— Так это действительно вы? — просиял Моти. — Знаете, что ваши коллеги по сей день считают, будто вы отправились в кругосветное путешествие и пропали без вести?
— Ну, положим, я сам для этого кое-что предпринял. Прежде чем осесть здесь, на Муримахе, отправился в Ташер, написал оттуда несколько писем знакомым и коллегам. В последнем письме сообщил, что местный купец предложил мне поездку в Арварох и я не в силах противиться такому соблазну… Так что никто не удивился, когда я вдруг пропал: в Арварохе многие пропадают.
— Но как вы решились? — спросила Лаюки. Она, надо понимать, прониклась уважением к ученому званию отшельника и теперь обращалась к нему на «вы». — Я понимаю, вам было очень интересно… Но девяносто лет не видеть людей!..
— Ну, положим, я никогда не отличался чрезмерной общительностью, — Отшельник пожал плечами, всем своим видом демонстрируя презрение к мирской суете. — И потом, вы, барышня, кажется, не понимаете, сколь высоки ставки! Я был совершенно уверен — впрочем, почему «был», я до сих пор так думаю, — что, педантично соблюдая все обряды и обычаи Отшельников, в один прекрасный день я обрету силу, в поисках которой они, собственно, и удалялись от мира.
— Вот как! — Король хлопнул себя по коленке, глаза его горели. — Значит, вы знаете, ради чего они все это проделывали?
— В рукописи не было точного ответа на этот вопрос, — уклончиво сказал профессор Тимботи. — Вернее, там вовсе не было никакого ответа.
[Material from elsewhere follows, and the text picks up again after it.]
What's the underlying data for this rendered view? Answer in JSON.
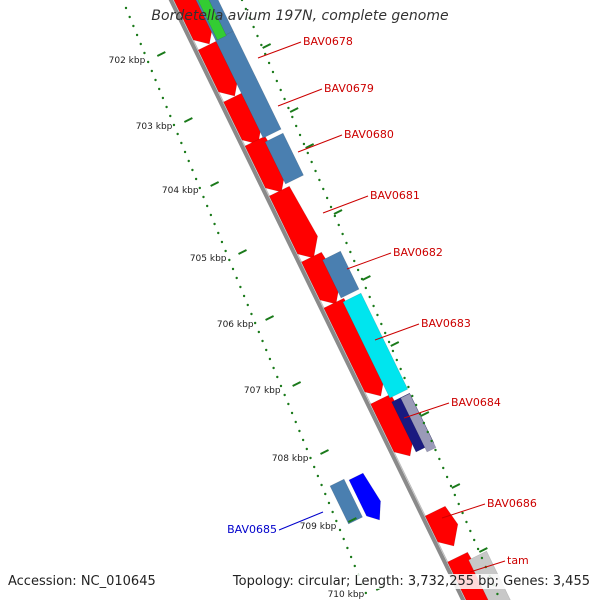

Но автор дневника рассказывает, что в один прекрасный день его брат исчез, зато стены хижины еще несколько лет испускали янтарно-желтое сияние, да такое яркое, что по ночам там можно было обходиться без лампы. Он описывает еще некоторые удивительные перемены: травы на огороде разрослись до размеров деревьев, созвездия над садом немного изменили очертания, а на месте снесенного забора на рассвете возникала стена тумана — правда, к полудню она обычно рассеивалась… Много, очень много невероятных, необъяснимых подробностей! Достаточно, чтобы… — От полноты чувств он запнулся и умолк.
— Ничего себе! — Магистр Моти покачал головой. — Вот, значит, каких перспектив мы вас лишили! Как минимум, отодвинули все еще на девяносто лет… Да, теперь я понимаю, почему вы так рассердились!
— Как ни крути, но вы действительно оказались просто орудием судьбы, — горько вздохнул ученый. — Моей злой, несговорчивой судьбы. Если уж она решила расстроить мои планы — что ж, не вы, так кто-то другой непременно вторгся бы в мои владения.
— Но если бы за эти годы вы действительно научились ничего и никого не замечать… — задумчиво сказала Лаюки. — Я имею в виду, не делать вид, а действительно не замечать, — тогда наше вторжение мало что изменило бы.
Профессор мрачно на нее покосился, но возражать не стал.
— Мне кажется, важно, чтобы все было по-настоящему, — настаивала Лаюки. — Если после шестидесяти семи лет уединения вы вышли из себя из-за такого пустяка, как сломанные ворота, значит, вы с самого начала что-то делали не так. Перечитайте свои бумаги, подумайте: какая-то самая важная информация там отсутствует, потому что есть вещи, недоступные даже самому внимательному наблюдателю. Я не просто так болтаю, я знаю, о чем говорю… Впрочем, ладно. Простите. Я не хотела вас огорчать.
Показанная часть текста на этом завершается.